Zo sloop allengs een veel complexere, meervoudige werkelijkheid de roman binnen. Dat er vaders bestaan die een baken van veiligheid zijn én de bocht uitvliegen. Dat moeders je liefdevol kunnen verwaarlozen. Dat relaties die in retrospectief onveilig waren, je misschien ook iets opleverden. Dat je sommige verhalen intact wilt houden om jezelf te sparen. Dat je een verleden kunt delen met broers en zussen die er een andere versie van het gebeurde op nahouden. Dat je ondanks deze verschillen toch een verhaal kunt schrijven dat overtuigt. Dat je hun verhalen tóch kunt gebruiken voor een boek.

Familieweefsel

Hoe dieper Ela in het weefsel van haar familie duikt, hoe meer ze ziet dat de bepalende gebeurtenissen in haar leven niet zo los van elkaar staan als ze graag zou willen: haar vaders jeugd, de mentale kwetsbaarheid van haar jongste broer, de loyaliteit van haar oudste broer aan haar moeder, van wie Ela zich afzijdig houdt. De keer dat Ela zelf haar boekje te buiten ging in de gevangenis.
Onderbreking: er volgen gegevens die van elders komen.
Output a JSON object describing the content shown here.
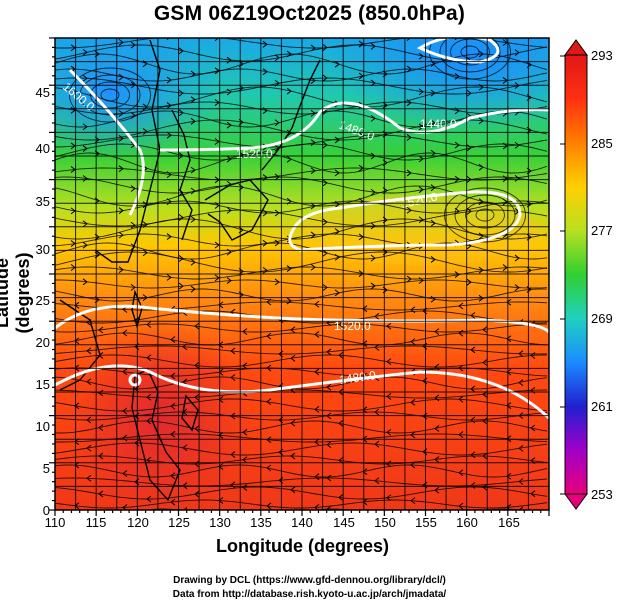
{
  "title": "GSM 06Z19Oct2025 (850.0hPa)",
  "axes": {
    "xlabel": "Longitude (degrees)",
    "ylabel": "Latitude  (degrees)",
    "xticks": [
      "110",
      "115",
      "120",
      "125",
      "130",
      "135",
      "140",
      "145",
      "150",
      "155",
      "160",
      "165"
    ],
    "yticks": [
      "0",
      "5",
      "10",
      "15",
      "20",
      "25",
      "30",
      "35",
      "40",
      "45"
    ],
    "xrange": [
      110,
      170
    ],
    "yrange": [
      0,
      50
    ]
  },
  "colorbar": {
    "ticks": [
      "293",
      "285",
      "277",
      "269",
      "261",
      "253"
    ],
    "range": [
      253,
      293
    ],
    "colors": [
      "#e8007a",
      "#a000c8",
      "#2020d0",
      "#1a8cff",
      "#20d0c0",
      "#30d030",
      "#b8e020",
      "#ffd000",
      "#ff8000",
      "#ff3010",
      "#e01818"
    ]
  },
  "contour_labels": [
    {
      "text": "1600.0",
      "lon": 115,
      "lat": 45
    },
    {
      "text": "1520.0",
      "lon": 131,
      "lat": 39.5
    },
    {
      "text": "1480.0",
      "lon": 145,
      "lat": 42.5
    },
    {
      "text": "1440.0",
      "lon": 153,
      "lat": 42.5
    },
    {
      "text": "1520.0",
      "lon": 156,
      "lat": 31.5
    },
    {
      "text": "1520.0",
      "lon": 145,
      "lat": 20
    },
    {
      "text": "1480.0",
      "lon": 144,
      "lat": 14
    }
  ],
  "credits": [
    "Drawing by DCL (https://www.gfd-dennou.org/library/dcl/)",
    "Data from http://database.rish.kyoto-u.ac.jp/arch/jmadata/"
  ]
}
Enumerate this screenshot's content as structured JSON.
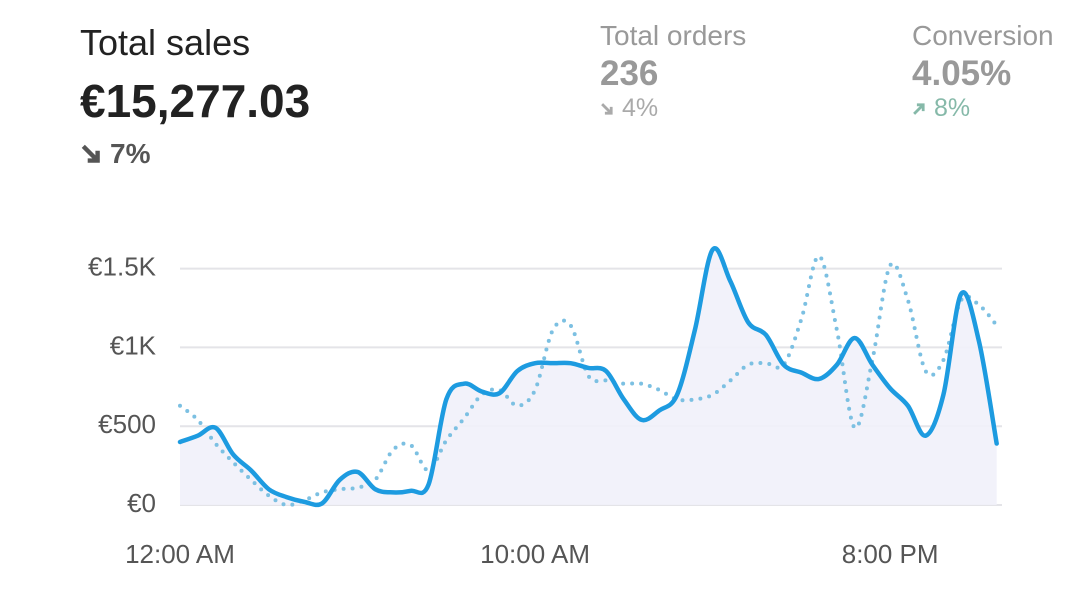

‘In deze roman schrijf ik over grote wreedheden. Maar het gaat ook over allerlei kleine wreedheden die mensen elkaar achteloos aandoen, al dan niet legaal,’ zegt Perquin. ‘Noodzakelijke wreedheden, zou je kunnen zeggen. Het niet erkennen van iemand, of iemand niet zien. Het wegwimpelen van iets. Mensen doen het de hele dag door. We kunnen niet anders.’ Over dit onontkoombare, dierlijke aspect van macht – en vaak ook onmacht – wordt weinig gesproken, betoogt Perquin. ‘Meestal alleen als het gaat over politiek. Maar het zit ook in moederschap, in groepsgedrag en, heel sterk, in familierelaties. Toch vragen we als we het hebben over familie nooit: wie had bij jullie de macht? Welke macht had jij? Wat heb je met die macht gedaan?’

Hoe verhoudt Perquin zich tot de macht die ze heeft als schrijver, om gebruik te maken van andermans verhalen? ‘Volgens mij is het vrijwel onmogelijk om een roman te schrijven zonder je andermans verhalen toe te eigenen. Ik denk dat een verhaal nooit van één iemand is. Bij dit boek was het minder moeilijk om hier en daar een situatie te benutten – ook de verhalen met wortels in de werkelijkheid. Ze zijn vervormd en vermengd. En nu geef ik ze weer terug, want elk verhaal is van de lezer. Maar ik ben natuurlijk heel blij dat ik niet met een schrijver ben getrouwd. En dat ik geen schrijvende zussen of broers heb. Afschuwelijk lijkt me dat. Vooral in deze tijd, waarin iedereen zo massaal in de war kan worden gebracht. Ik heb soms het idee dat we fictie strenger bevragen dan de werkelijkheid.’

Ester Naomi Perquin
Tot alles in beweging komt

(Van Oorschot)

de boekengids in je mailbox?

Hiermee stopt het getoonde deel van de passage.